Ha ricevuto una trasfusione di sangue infetto durante un ricovero in ospedale, Ministero della Salute condannato a risarcire 1 milione e 400 mila euro

Il Ministero della Salute è stato condannato al pagamento di 1 milione e 400 mila euro agli eredi di una donna di Agrigento. La donna si è ammalata e poi è morta a causa di una trasfusione di sangue infetto.
La Corte di Appello di Palermo ha così confermato la sentenza di primo grado.

Il fatto

Nel 1989, all’età di 47 anni, durante un ricovero a Firenze, una donna di Agrigento ricoverata a Firenze ha ricevuto in ospedale una trasfusione di sangue infetto. A causa della trasfusione la paziente ha contratto l’epatite C.
Il virus ha inficiato la salute della donna, al punto che a causa del contagio HCV 2008 le è comparso un tumore al fegato che, nel 2008, l’ha portata al decesso a 66 anni.
Già con sentenza dell’ottobre 2012, il tribunale di Palermo aveva condannato il ministero a risarcire la somma complessiva di un milione e quattrocentomila euro.
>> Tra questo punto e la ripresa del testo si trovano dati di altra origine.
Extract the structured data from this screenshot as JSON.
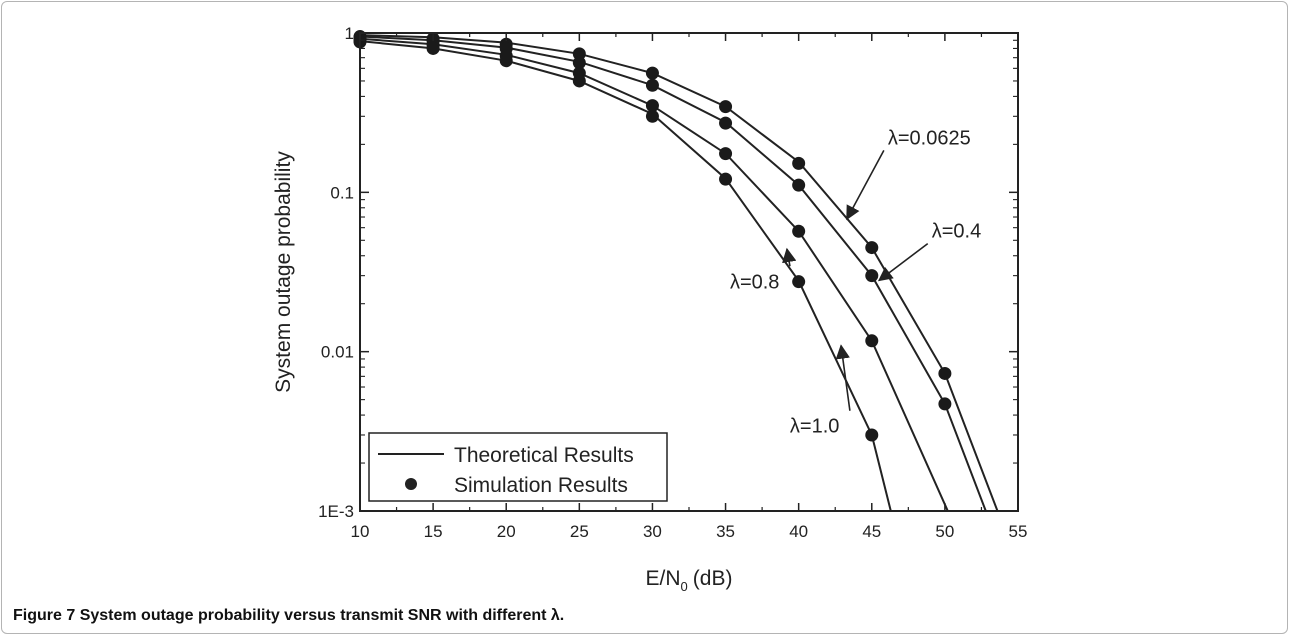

Settecentomila euro circa per ognuna delle due giovani figlie.
“Con l’omissione dei controlli già all’epoca previsti dalla legge in materia”, si legge nella sentenza, il Ministero avrebbe causato  una vera e propria epidemia colposa” di epatite C.
Il Ministero della Salute, con l’Avvocatura di Stato, aveva proposto appello contro la sentenza.
“In ragione dell’epoca della trasfusione”, ha obiettato l’Avvocatura, “non poteva riconoscersi in capo al ministero alcuna colpa, non risultando in quel periodo disponibili i test per controllare che il sangue non fosse infettato dal virus HCV”.

La sentenza

Invece la Corte di Appello di Palermo ha accolto le difese degli avvocati Angelo Farruggia ed Annalisa Russello.
Ha confermato infatti la sentenza di primo grado. “Lo Stato è tenuto a pagare, poiché ha violato il dovere istituzionale di controllo nell’attività di raccolta, distribuzione e somministrazione di sangue”.  Così si legge nella sentenza. “Controlli, che se effettuati, con probabilità avrebbe impedito il contagio”.